En el caso de los valores, se trata de formas de ser o de actuar que todos consideran deseables y que, por lo tanto, son objeto de aprobación o desaprobación según se manifieste o no en el comportamiento de las personas. La uniformidad en el actuar y en el vestir, por ejemplo, es un valor típico de las instituciones escolares, como lo es el silencio, la pasividad y la subordinación. En el caso de los supuestos, se trata de creencias sobre la realidad o sobre la naturaleza humana que inducen a actuar de una sola manera. Se suele creer, por ejemplo, que la adolescencia es una etapa hueca, desviante y conflictiva de la vida, o que el niño pequeño está incapacitado para entender otros puntos de vista, por lo que dialogar con ellos se considera una pérdida de tiempo.

Las escuelas nacieron históricamente como instituciones jerárquicas. Jamás estuvieron centradas en los estudiantes, sus intereses y necesidades. Su eje de funcionamiento, más bien, fueron siempre los adultos: su cultura, su lenguaje, sus intenciones formativas. Como parte de un sistema de educación masiva, se manejaron siempre bajo el código del anonimato, la obediencia y la uniformidad. La ignorancia, la endeblez moral del estudiante y el oscurantismo de sus familias y del mundo exterior en general, fueron siempre las premisas de su funcionamiento. El aprendizaje ha sido tradicionalmente entendido como reproducción cultural y por eso se ha confundido siempre con la copia y la repetición. A este escarabajo de los años 30 se le ha hecho el encargo de educar para la comprensión lectora y el razonamiento lógico matemático, para el pensamiento científico, para la convivencia democrática, para la autonomía moral, para la acción creadora y transformadora de la realidad. A este mismo vehículo se le ha montado en la parrilla una serie de artefactos de gestión democrática.

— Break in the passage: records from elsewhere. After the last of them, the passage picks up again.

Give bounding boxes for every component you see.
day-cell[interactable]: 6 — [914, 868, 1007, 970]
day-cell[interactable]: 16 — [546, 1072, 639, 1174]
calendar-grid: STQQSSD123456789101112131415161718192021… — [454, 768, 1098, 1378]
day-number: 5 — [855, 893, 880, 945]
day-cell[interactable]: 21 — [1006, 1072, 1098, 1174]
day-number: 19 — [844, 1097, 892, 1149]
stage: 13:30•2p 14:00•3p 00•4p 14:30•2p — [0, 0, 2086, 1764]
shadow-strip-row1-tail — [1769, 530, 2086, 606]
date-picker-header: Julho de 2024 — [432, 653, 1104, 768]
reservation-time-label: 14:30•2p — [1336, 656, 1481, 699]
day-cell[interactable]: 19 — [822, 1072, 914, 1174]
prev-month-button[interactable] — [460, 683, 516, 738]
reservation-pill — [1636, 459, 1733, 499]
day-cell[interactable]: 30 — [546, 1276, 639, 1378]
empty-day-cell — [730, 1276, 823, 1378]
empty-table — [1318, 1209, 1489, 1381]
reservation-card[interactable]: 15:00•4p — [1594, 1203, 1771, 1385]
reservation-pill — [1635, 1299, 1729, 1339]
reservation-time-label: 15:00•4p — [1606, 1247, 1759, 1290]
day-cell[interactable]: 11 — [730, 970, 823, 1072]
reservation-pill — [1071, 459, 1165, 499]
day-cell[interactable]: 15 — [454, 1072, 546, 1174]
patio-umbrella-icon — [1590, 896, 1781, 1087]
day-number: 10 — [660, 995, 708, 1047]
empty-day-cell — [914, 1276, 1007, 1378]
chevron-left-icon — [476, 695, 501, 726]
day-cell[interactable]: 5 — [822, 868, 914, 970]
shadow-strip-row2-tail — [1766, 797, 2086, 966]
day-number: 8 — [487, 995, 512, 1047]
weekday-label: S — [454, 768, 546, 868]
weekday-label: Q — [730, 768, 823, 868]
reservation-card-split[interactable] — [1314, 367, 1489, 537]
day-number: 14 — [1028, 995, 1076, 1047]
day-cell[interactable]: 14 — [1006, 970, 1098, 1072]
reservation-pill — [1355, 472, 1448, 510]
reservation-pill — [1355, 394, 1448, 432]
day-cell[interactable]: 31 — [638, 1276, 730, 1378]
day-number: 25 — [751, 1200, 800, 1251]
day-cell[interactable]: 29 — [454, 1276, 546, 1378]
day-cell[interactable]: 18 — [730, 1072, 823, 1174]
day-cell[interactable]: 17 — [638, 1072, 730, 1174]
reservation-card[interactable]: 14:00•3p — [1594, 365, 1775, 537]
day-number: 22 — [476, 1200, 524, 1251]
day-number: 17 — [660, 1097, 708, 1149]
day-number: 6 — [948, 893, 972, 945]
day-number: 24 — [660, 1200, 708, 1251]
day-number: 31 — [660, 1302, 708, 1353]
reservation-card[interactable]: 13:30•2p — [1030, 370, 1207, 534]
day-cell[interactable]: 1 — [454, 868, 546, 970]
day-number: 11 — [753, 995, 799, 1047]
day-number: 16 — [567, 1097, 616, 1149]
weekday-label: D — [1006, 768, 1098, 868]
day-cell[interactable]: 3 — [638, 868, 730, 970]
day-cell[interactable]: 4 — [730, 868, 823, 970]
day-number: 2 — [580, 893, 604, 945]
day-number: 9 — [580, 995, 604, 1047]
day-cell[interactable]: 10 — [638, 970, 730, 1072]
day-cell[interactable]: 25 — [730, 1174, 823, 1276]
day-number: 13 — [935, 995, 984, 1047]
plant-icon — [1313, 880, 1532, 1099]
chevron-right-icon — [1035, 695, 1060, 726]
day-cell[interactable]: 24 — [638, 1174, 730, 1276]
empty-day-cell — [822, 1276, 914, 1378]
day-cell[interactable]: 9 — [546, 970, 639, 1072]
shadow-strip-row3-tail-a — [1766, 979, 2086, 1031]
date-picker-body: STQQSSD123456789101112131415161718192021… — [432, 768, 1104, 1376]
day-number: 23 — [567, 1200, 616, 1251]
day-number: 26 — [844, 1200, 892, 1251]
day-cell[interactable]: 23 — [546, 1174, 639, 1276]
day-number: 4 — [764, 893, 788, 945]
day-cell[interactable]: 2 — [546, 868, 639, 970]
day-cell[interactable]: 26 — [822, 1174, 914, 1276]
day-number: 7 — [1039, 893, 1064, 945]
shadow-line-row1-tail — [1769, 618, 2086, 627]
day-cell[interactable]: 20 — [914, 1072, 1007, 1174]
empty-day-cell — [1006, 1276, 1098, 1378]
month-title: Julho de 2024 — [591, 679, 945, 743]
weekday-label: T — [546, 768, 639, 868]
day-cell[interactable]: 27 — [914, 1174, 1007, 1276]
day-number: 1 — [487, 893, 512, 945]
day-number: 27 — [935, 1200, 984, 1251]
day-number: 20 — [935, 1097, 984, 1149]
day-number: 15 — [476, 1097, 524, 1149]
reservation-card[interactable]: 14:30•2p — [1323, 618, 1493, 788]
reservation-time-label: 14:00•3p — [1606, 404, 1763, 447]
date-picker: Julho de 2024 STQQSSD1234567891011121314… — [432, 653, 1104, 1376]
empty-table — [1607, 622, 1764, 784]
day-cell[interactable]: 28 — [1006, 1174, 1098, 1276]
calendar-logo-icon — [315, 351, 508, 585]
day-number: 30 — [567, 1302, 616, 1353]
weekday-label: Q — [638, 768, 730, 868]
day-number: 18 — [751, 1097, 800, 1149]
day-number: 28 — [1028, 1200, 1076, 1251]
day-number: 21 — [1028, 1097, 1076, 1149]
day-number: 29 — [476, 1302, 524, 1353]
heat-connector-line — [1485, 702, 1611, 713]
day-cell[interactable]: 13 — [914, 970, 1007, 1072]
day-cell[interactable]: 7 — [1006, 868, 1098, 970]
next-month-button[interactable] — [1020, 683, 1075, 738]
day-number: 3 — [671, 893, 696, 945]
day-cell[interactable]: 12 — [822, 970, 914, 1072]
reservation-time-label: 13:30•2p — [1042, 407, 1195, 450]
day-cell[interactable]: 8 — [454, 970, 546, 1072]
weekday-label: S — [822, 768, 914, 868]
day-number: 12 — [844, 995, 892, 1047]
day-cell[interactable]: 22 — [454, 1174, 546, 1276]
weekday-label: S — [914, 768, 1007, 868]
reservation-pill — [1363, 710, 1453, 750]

En este contexto, el liderazgo de un director bien capacitado y con mayores márgenes de libertad para tomar decisiones es una condición necesaria pero absolutamente insuficiente para generar los cambios estructurales que se necesitan. El cambio institucional de las escuelas, prisioneras de poderosos anacronismos pero absolutamente funcionales a las características actuales del sistema educativo, involucra su diseño y su cultura organizacional, tanto como su cultura pedagógica, su cultura de la infancia y la adolescencia, su cultura de la autoridad y su cultura del cambio, culturas de las que todos son partícipes.

El desafío, por lo tanto, no es sólo modernizar y democratizar sus formas de gestión, sino volver a inventar las instituciones mismas. Como todo cambio cultural, no se logrará de un día al otro, pero hay que empezar cuanto antes y prepararse para enfrentar las inevitables resistencias con perseverancia.